Comme pour le cinéma roumain,
on ne peut pas proprement parler d’école de cinéma
mexicaine, mais on ne peut que constater les points communs de trois
réalisateurs issus de ce pays : Inarritu, Cuaron, et le petit
dernier, Rodrigo Pla. Virtuosité dans la façon de raconter
une histoire, utilisation de la lumière grise, art d’appuyer
là où le monde va mal, sans oublier un formidable sens
du spectacle : ces trois metteurs en scène sont des artistes,
et les Américains l’ont bien compris, en faisant les
yeux doux aux deux premiers. Il y a fort à parier que l’auteur
de "la Zona" se retrouve lui aussi un jour aux commandes
d’une production hollywoodienne.
C’est une sorte de film choral, avec une dizaine de personnages
vivant au sein d’une résidence privée ultra-protégée,
réagissant chacun à leur façon à l’intrusion
de trois jeunes venus de l’extérieur presque par hasard.
Anticipation pure, ou dénonciation de ce qui se fait déjà
aux Etats-Unis, ou bien encore parabole de l’accueil des immigrants,
qu’importe, car quelque soit la vision du spectateur, celui-ci
est happé dès le début par ce thriller sans temps
mort, d’une très grande force narrative, hallucinant
de froideur et d’absence de pathos. Tous les personnages sont
intéressants, absolument pas figés, tout le contraire
de clichés. La zone résidentielle, elle-même personnage
à part entière, est filmée de façon très
ambiguë, parfois paradis, parfois prison. L’inexorable
déroulement de l’histoire fascine, glace, enserre le
spectateur malgré la multiplicité des points de vue.
Le film fait peur, car il n’est jamais théorique, les
situations sont vécues par les personnages comme s’ils
étaient réels, pas tout à fait comme on pourrait
s’y attendre, toujours avec une part d’incertitude sur
ce qui se passera après, comme dans la vraie vie…

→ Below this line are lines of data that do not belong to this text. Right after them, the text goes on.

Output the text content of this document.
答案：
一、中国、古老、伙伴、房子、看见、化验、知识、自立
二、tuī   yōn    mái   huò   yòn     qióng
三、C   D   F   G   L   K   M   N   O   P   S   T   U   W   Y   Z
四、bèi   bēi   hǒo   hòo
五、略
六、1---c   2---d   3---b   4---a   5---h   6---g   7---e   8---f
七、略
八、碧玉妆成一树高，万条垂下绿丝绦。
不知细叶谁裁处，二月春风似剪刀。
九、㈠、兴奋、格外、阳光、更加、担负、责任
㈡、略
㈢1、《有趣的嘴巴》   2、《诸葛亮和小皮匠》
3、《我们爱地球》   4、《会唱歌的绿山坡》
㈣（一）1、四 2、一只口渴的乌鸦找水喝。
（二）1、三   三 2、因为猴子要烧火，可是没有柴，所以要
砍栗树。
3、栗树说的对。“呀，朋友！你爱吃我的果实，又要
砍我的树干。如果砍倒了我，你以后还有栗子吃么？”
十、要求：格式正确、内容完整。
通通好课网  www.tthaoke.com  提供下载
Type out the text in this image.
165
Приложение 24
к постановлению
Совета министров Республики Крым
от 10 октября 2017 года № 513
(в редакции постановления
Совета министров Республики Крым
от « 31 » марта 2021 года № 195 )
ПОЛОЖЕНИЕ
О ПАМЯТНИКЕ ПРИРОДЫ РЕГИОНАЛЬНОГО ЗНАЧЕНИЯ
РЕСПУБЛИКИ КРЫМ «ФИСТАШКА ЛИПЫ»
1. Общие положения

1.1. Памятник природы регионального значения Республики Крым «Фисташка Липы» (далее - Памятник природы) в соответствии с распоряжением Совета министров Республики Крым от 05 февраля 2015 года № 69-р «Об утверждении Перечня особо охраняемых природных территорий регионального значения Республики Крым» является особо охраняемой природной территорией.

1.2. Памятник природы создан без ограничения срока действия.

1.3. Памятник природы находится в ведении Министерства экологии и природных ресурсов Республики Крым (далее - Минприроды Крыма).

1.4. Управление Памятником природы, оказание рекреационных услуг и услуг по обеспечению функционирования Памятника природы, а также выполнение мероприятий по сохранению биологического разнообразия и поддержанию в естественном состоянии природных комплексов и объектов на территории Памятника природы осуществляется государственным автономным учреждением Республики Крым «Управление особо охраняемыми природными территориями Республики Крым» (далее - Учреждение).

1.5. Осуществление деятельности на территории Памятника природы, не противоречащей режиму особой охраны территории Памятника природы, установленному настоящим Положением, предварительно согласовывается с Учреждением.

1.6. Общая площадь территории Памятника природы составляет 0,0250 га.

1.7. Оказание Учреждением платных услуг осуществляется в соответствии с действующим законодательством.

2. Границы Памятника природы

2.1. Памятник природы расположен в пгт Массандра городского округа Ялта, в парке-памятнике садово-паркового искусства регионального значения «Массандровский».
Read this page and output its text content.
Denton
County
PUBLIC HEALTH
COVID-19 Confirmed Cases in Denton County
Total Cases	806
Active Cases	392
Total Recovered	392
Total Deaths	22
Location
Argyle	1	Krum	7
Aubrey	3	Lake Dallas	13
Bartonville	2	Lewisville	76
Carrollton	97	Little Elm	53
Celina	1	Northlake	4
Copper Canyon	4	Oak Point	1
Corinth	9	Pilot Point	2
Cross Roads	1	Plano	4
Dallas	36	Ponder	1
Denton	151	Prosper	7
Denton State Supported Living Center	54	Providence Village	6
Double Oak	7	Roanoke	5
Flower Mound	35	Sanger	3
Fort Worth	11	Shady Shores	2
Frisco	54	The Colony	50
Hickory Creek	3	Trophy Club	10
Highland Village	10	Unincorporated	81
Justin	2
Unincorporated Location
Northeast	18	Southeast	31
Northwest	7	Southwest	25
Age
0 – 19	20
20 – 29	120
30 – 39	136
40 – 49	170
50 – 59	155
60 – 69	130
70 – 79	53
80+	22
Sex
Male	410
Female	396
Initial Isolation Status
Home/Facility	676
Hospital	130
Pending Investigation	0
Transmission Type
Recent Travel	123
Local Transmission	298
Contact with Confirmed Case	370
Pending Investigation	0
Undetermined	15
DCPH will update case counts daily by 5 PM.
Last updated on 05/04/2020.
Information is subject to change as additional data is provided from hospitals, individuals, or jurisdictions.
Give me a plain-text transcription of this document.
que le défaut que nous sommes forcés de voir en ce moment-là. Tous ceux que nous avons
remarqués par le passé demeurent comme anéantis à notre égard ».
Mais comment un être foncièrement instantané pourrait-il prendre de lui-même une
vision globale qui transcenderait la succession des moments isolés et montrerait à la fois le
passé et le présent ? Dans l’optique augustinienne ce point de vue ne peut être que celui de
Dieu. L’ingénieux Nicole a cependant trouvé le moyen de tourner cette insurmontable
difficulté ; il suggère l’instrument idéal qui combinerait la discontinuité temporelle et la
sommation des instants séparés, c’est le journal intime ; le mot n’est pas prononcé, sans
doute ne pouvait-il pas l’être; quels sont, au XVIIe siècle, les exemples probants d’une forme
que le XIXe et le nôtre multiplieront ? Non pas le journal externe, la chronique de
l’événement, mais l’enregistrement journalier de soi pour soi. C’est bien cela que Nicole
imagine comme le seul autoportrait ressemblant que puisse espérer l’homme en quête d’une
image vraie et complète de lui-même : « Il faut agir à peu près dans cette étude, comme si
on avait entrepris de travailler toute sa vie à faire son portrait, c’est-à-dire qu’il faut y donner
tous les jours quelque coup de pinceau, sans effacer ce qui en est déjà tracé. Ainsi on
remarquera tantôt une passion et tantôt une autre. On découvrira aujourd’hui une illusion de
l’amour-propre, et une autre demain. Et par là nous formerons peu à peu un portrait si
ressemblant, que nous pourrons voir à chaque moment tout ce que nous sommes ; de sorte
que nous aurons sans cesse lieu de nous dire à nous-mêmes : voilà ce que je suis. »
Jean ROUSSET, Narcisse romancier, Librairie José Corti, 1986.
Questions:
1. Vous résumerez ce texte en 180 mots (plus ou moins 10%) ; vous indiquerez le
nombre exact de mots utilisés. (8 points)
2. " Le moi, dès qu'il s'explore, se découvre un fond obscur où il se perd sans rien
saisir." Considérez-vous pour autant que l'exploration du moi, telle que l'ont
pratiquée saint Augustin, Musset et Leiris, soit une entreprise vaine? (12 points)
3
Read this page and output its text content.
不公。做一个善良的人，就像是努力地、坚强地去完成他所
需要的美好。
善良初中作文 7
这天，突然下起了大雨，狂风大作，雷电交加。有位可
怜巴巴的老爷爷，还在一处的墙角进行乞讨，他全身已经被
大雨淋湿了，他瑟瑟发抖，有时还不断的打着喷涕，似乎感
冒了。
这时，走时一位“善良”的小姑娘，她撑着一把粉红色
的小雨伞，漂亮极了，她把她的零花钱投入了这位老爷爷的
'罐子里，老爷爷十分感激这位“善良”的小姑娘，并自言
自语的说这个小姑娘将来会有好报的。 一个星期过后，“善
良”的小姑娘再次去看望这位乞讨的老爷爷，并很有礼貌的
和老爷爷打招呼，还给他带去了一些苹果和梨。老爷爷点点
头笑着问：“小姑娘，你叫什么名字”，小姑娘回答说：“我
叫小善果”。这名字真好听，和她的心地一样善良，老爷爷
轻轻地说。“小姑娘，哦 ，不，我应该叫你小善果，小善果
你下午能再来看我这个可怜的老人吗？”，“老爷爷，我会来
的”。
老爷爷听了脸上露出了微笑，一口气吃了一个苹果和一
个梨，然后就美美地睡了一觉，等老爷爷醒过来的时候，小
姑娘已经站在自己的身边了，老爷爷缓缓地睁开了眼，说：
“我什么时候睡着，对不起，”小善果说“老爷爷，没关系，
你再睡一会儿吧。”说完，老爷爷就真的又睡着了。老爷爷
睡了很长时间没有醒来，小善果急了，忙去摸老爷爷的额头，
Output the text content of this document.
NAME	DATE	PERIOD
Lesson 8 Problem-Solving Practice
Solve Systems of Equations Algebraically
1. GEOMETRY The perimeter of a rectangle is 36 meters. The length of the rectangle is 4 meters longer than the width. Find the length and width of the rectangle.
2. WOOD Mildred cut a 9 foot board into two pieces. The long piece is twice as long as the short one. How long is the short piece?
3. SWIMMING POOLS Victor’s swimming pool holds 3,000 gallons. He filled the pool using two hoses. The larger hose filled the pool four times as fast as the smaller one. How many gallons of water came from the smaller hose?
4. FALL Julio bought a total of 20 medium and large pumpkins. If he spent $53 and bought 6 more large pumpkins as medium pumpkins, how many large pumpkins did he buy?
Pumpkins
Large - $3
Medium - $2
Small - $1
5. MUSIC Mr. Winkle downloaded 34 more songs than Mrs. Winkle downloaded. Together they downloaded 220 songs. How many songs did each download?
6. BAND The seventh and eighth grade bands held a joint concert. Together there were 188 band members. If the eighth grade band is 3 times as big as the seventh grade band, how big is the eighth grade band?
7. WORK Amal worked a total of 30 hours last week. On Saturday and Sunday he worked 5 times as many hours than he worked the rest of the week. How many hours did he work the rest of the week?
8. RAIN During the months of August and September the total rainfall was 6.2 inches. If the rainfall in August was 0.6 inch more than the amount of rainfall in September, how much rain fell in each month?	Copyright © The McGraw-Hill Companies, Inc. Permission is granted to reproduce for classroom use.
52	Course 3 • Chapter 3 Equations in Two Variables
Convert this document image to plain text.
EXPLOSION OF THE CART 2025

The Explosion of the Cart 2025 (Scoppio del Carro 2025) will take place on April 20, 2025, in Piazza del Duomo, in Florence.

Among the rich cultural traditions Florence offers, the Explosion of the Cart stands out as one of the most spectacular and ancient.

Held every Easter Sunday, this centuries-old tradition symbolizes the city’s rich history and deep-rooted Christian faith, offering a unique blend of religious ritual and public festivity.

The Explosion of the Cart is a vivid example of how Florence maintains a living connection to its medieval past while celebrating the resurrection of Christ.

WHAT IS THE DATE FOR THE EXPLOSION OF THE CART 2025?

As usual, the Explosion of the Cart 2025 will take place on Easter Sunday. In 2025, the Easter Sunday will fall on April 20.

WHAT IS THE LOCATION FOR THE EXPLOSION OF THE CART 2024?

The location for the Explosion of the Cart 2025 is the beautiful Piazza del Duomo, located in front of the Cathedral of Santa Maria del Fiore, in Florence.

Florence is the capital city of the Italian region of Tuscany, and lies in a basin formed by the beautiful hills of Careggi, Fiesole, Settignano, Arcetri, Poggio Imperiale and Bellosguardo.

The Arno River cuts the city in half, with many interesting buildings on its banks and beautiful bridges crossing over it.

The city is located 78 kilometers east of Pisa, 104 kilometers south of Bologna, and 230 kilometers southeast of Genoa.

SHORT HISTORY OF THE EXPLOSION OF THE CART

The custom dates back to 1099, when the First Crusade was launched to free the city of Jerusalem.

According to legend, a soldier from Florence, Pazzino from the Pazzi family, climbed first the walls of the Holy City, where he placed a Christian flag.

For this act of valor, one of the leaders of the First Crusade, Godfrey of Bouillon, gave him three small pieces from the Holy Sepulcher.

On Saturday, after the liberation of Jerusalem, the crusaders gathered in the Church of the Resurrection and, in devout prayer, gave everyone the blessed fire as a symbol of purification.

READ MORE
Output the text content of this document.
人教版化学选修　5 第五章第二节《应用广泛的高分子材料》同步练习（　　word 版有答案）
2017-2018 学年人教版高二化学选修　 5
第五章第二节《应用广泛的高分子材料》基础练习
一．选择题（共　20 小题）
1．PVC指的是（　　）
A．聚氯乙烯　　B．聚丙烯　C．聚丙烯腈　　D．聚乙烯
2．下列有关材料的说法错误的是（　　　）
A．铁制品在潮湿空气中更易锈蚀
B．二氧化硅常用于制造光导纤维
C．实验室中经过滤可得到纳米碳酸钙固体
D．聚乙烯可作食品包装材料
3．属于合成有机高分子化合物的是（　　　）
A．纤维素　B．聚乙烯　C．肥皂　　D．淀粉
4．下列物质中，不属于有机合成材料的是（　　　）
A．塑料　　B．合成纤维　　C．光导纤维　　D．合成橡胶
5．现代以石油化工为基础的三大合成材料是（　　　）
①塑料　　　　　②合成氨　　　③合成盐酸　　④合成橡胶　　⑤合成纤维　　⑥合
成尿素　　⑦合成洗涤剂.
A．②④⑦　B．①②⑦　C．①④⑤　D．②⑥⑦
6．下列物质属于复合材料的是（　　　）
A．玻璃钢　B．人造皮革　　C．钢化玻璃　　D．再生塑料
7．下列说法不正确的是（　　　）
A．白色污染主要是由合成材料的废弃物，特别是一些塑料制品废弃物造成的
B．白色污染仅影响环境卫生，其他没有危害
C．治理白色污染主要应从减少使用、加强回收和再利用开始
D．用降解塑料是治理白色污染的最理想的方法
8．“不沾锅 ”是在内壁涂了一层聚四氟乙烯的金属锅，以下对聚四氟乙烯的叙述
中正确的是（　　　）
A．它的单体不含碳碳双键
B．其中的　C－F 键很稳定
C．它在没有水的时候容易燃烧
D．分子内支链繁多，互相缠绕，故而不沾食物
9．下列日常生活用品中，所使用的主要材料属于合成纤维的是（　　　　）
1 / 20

Bien sûr, le fond est particulièrement grave, malheureusement
clairvoyant sur l’évolution de nos sociétés
de plus en plus cloisonnées socialement, mais l’évolution
du personnage du fils du chef de la communauté peut représenter
comme une porte de sortie. En cela, le film n’est pas totalement
pessimiste. Cette échappatoire potentielle, cette raison d’espérer,
c’est aussi une marque de fabrique des trois réalisateurs
mexicains, travaillant dans le sombre mais offrant le plus souvent
la possibilité d’un jour de clarté, ce qui n’est
pas le cas pour les films roumains récents.